Own-label sweet potatoes were 95p on average when bought online or at a larger Tesco, but cost £1.30 on average at Tesco Express – a difference of 37%.

Mr Kipling Bakewell slices were £1.27 online or at larger stores, while at Tesco Express they cost 28% more at £1.62.

At Sainsbury’s the worst offender was Heinz Cream Of Tomato soup. This item was £1.15 online and at the bigger store, but £1.37 at Sainsbury’s Local - a 19% increase.

Similarly, Birds Eye Potato Waffles were £1.71 at Sainsbury’s online and in larger stores, but £2.01 at its Local outlets.

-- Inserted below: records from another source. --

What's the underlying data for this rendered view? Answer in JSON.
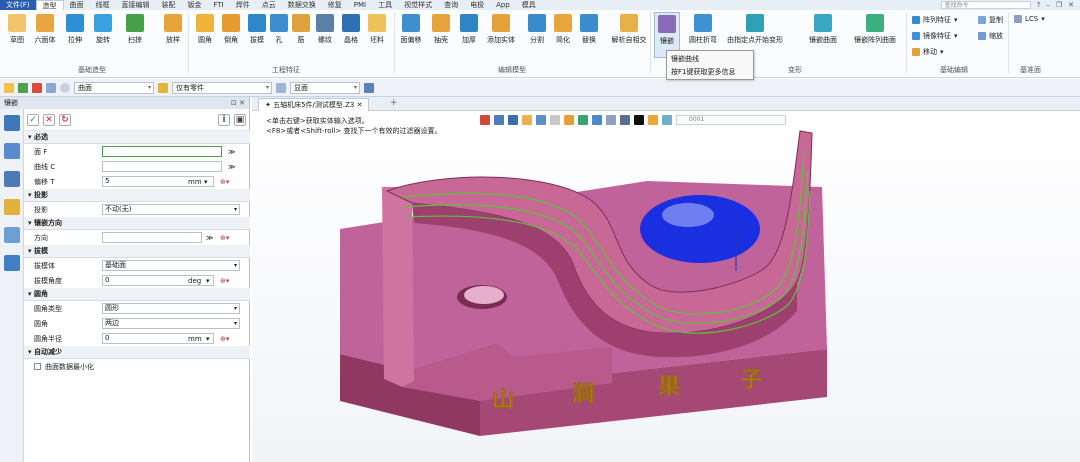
{
  "menubar": {
    "file": "文件(F)",
    "items": [
      "造型",
      "曲面",
      "线框",
      "直接编辑",
      "装配",
      "钣金",
      "FTI",
      "焊件",
      "点云",
      "数据交换",
      "修复",
      "PMI",
      "工具",
      "视觉样式",
      "查询",
      "电极",
      "App",
      "模具"
    ],
    "active_index": 0,
    "search_placeholder": "查找命令"
  },
  "ribbon": {
    "groups": [
      {
        "label": "基础造型",
        "buttons": [
          "草图",
          "六面体",
          "拉伸",
          "旋转",
          "扫掠",
          "放样"
        ]
      },
      {
        "label": "工程特征",
        "buttons": [
          "圆角",
          "倒角",
          "拔模",
          "孔",
          "筋",
          "螺纹",
          "晶格",
          "坯料"
        ]
      },
      {
        "label": "编辑模型",
        "buttons": [
          "面偏移",
          "抽壳",
          "加厚",
          "添加实体",
          "分割",
          "简化",
          "替换",
          "解析自相交"
        ]
      },
      {
        "label": "变形",
        "buttons": [
          "镶嵌",
          "圆柱折弯",
          "由指定点开始变形",
          "镶嵌曲面",
          "镶嵌阵列曲面"
        ]
      },
      {
        "label": "基础编辑",
        "side_commands": [
          "阵列特征",
          "镜像特征",
          "移动",
          "复制",
          "缩放"
        ]
      },
      {
        "label": "基准面",
        "side_commands": [
          "LCS"
        ]
      }
    ]
  },
  "tooltip": {
    "title": "镶嵌曲线",
    "hint": "按F1键获取更多信息"
  },
  "toolbar": {
    "filter_value": "曲面",
    "all_value": "仅有零件",
    "view_value": "显面"
  },
  "panel": {
    "title": "镶嵌",
    "sections": {
      "required": {
        "label": "必选",
        "face": "面 F",
        "curve": "曲线 C",
        "offset": "偏移 T",
        "offset_value": "5",
        "offset_unit": "mm"
      },
      "projection": {
        "label": "投影",
        "row": "投影",
        "value": "不动(无)"
      },
      "direction": {
        "label": "镶嵌方向",
        "row": "方向"
      },
      "draft": {
        "label": "拔模",
        "body_label": "拔模体",
        "body_value": "基础面",
        "angle_label": "拔模角度",
        "angle_value": "0",
        "angle_unit": "deg"
      },
      "fillet": {
        "label": "圆角",
        "type_label": "圆角类型",
        "type_value": "圆形",
        "fillet_label": "圆角",
        "fillet_value": "两边",
        "radius_label": "圆角半径",
        "radius_value": "0",
        "radius_unit": "mm"
      },
      "auto_reduce": {
        "label": "自动减少",
        "option": "曲面数据最小化"
      }
    }
  },
  "viewport": {
    "tab_label": "五轴机床5件/测试模型.Z3",
    "prompt_line1": "<单击右键>获取实体输入选项。",
    "prompt_line2": "<F8>或者<Shift-roll> 查找下一个有效的过滤器设置。",
    "search_placeholder": "0001",
    "engraving_text": [
      "山",
      "涧",
      "果",
      "子"
    ],
    "colors": {
      "model": "#b5517f",
      "model_dark": "#8e3862",
      "model_light": "#cf74a0",
      "sphere": "#1a2fe0",
      "curves": "#5ec23a",
      "text": "#e5b23a"
    }
  }
}
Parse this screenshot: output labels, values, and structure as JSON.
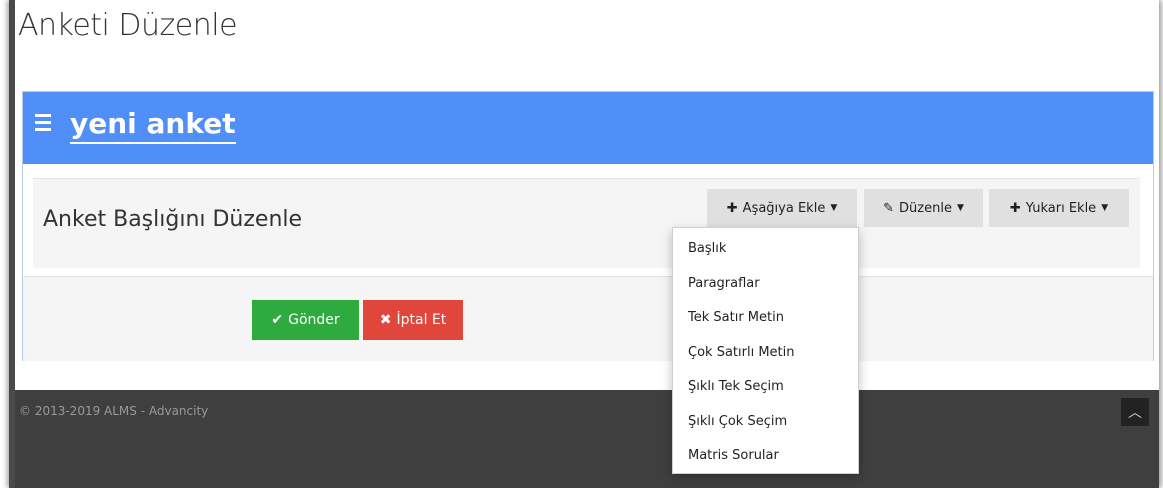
{
  "page": {
    "title": "Anketi Düzenle"
  },
  "panel": {
    "header_title": "yeni anket",
    "subpanel_title": "Anket Başlığını Düzenle",
    "toolbar": {
      "add_below_label": "Aşağıya Ekle",
      "edit_label": "Düzenle",
      "add_above_label": "Yukarı Ekle"
    },
    "footer": {
      "send_label": "Gönder",
      "cancel_label": "İptal Et"
    }
  },
  "dropdown": {
    "items": [
      "Başlık",
      "Paragraflar",
      "Tek Satır Metin",
      "Çok Satırlı Metin",
      "Şıklı Tek Seçim",
      "Şıklı Çok Seçim",
      "Matris Sorular"
    ]
  },
  "footer": {
    "copyright": "© 2013-2019 ALMS - Advancity"
  },
  "icons": {
    "menu": "menu-icon",
    "plus": "plus-icon",
    "edit": "edit-icon",
    "check": "check-icon",
    "close": "close-icon",
    "chevron_up": "chevron-up-icon",
    "caret_down": "caret-down-icon"
  },
  "colors": {
    "header_blue": "#4f8ff7",
    "send_green": "#2eaa3e",
    "cancel_red": "#e0463c",
    "footer_dark": "#3f3f3f"
  }
}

However, some food items were less expensive at the convenience stores. Anchor Spreadable Butter Tub (500g), Colgate Total Original Toothpaste (125ml) and Magnum Almond Ice Cream (4 pack) were all 3% cheaper on average at Sainsbury’s Local compared to supermarkets and online.

Tesco’s own-label unsalted butter block (250g) was also 2% cheaper on average at Tesco Express than at larger stores and online.

‘Shopping at a convenience shop comes at a cost’

The price differences are likely to affect those who are more vulnerable to food insecurity and do not travel to supermarkets for larger shops, do not shop online or do not have easy access to a larger supermarket.

In November, Which? published the Priority Places for Food Index developed with the Consumer Data Research Centre at the University of Leeds, which showed that seven in 10 UK parliamentary constituencies have at least one area in need of urgent help accessing affordable food.

Sue Davies, head of food policy at Which?, said the watchdog is calling on big supermarkets to “ensure everyone has easy access to basic, affordable food lines at a store near them.”

She said: “Convenience stores offer a local lifeline for some shoppers, but Which? research shows shopping at a supermarket convenience shop rather than a bigger store comes at a cost – at a time when soaring grocery prices are putting huge pressure on household budgets.

“We know the big supermarkets have the ability to take action and make a real difference to people struggling through the worst cost-of-living crisis in decades.”

A Sainsbury’s spokeswoman said: “There may be price differences between convenience stores and supermarkets. This is because our Sainsbury’s Local stores are located in city or town centre locations and their operating costs, for example rent and rates, are higher.”

A Tesco spokesman added: “We work hard to ensure our customers get great value at Tesco, whether they shop with us online, in a large store or in an Express store.

“Our Express stores offer a range of extremely competitive own brand products, as well as offering great value deals through Clubcard Prices. Clubcard Prices offer customers up to 50% off on thousands of lines – from frozen food to branded cupboard fillers – helping them spend less with us.”